ANKARA ANLAŞMASI'NDAN 60 YIL SONRA ARTIK AB-TÜRKİYE İLİŞKİLERİNİ TAZELEME ZAMANI GELDİ - GPPI - 13.09.2023
Blog No : 2023 / 57
22.09.2023
15 dk okuma

Global Public Policy Institute (13 Eylül 2023)

Nils LANGE(*)

 

Bu yazı ilk olarak Global Public Policy Institute tarafından 13 Eylül 2023’te yayınlanmış İngilizce bir makalenin çevirisidir. Çeviri AVİM Misafir Araştırmacısı İrem Akın tarafından yapılmıştır.

 

AVİM’in Notu: AVİM'in geçmişte pek çok kez işbirliği yaptığı, Ankara’da faaliyet gösteren Konrad-Adenauer Vakfı’nda araştırmacı olarak görev almış olan Nils Lange hem Avrupa Birliği’nin hem de Türkiye’nin siyasi işlerini ve hassasiyetlerini iyi bilmektedir. Meseleye hakimiyeti sebebiyle Lange’nin makalesinde dile getirilen hususların dikkate alınasına yarar vardır.

 

AB'nin öncül örgütü olan Avrupa Ekonomik Topluluğu ile Türkiye, Eylül 1963'te Ankara'ya tam üyelik yolunu açacak bir ortaklık anlaşması imzalamıştır. Aradan geçen altmış yılın ardından gerilim tırmanırken umudun yerini hayal kırıklığı almıştır. Artık yeni bir yaklaşım benimsemenin zamanı gelmiştir.

Avrupa ile daha derin ekonomik ve siyasi bütünleşmeye giden bir yol… AB'nin öncül organı olan Avrupa Ekonomik Topluluğu ile Türkiye arasında daha yakın ekonomik bağlar... Ankara Anlaşması'nın temel vaadi, işte Türkiye'nin bu şekilde rahatça geçebileceği açık kapılardı. Ancak günümüzde bu vizyon artık çok uzakta görünmektedir ve 60 yıl önce başlatılan bu süreç yıllar önce sekteye uğramıştır.
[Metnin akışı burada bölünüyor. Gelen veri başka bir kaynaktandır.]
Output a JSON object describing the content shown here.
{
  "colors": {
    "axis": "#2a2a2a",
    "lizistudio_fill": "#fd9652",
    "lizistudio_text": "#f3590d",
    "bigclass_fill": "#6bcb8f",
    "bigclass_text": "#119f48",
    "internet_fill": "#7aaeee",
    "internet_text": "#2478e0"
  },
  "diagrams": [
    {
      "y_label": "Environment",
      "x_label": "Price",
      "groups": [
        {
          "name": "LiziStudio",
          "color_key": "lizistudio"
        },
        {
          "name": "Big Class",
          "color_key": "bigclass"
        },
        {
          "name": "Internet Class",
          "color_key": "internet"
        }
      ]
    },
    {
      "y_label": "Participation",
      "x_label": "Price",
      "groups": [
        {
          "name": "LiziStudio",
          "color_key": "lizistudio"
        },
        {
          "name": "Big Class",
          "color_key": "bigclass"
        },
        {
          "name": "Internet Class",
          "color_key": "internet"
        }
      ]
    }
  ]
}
Günümüzde Türkiye 1963'te olduğundan farklı bir ülkedir. Her ne kadar ekonomik zorluklarla karşı karşıya olsa da Boğaz'da bulunan bu ülke dünyanın en büyük 20 ekonomisi arasında yer almaktadır. Aynı zamanda çevresindeki en önemli anlaşmazlıklara dâhil olmuş ve önemli bir bölgesel güç haline gelmiştir. Bu yeni gerçeklik, AB'nin Ankara ile olan ilişkilerinin eski yanılsamalardan arındırılmasını ve yeniden yönlendirilmesini gerektirmektedir. Ayrıca Avrupa'nın güvenliğinin Türkiye ile olan ilişkilerine bağlı olduğu unutulmamalıdır.

 

Gerilimli Bir İlişki

Türkiye ve AB, mevcut ortaklık anlaşmaları vasıtasıyla yakın ilişkiler sürdürmektedir ancak aralarındaki ilişki gergindir. AB ile Türkiye arasındaki katılım müzakereleri resmi olarak 2005 yılında başlamış, ancak Türkiye'nin insan hakları ve hukukun üstünlüğünün güçlendirilmesi konusunda ilerleme kaydedememesi nedeniyle yaşanan çok sayıda krizin ardından Haziran 2018'de fiilen dondurulmuştur.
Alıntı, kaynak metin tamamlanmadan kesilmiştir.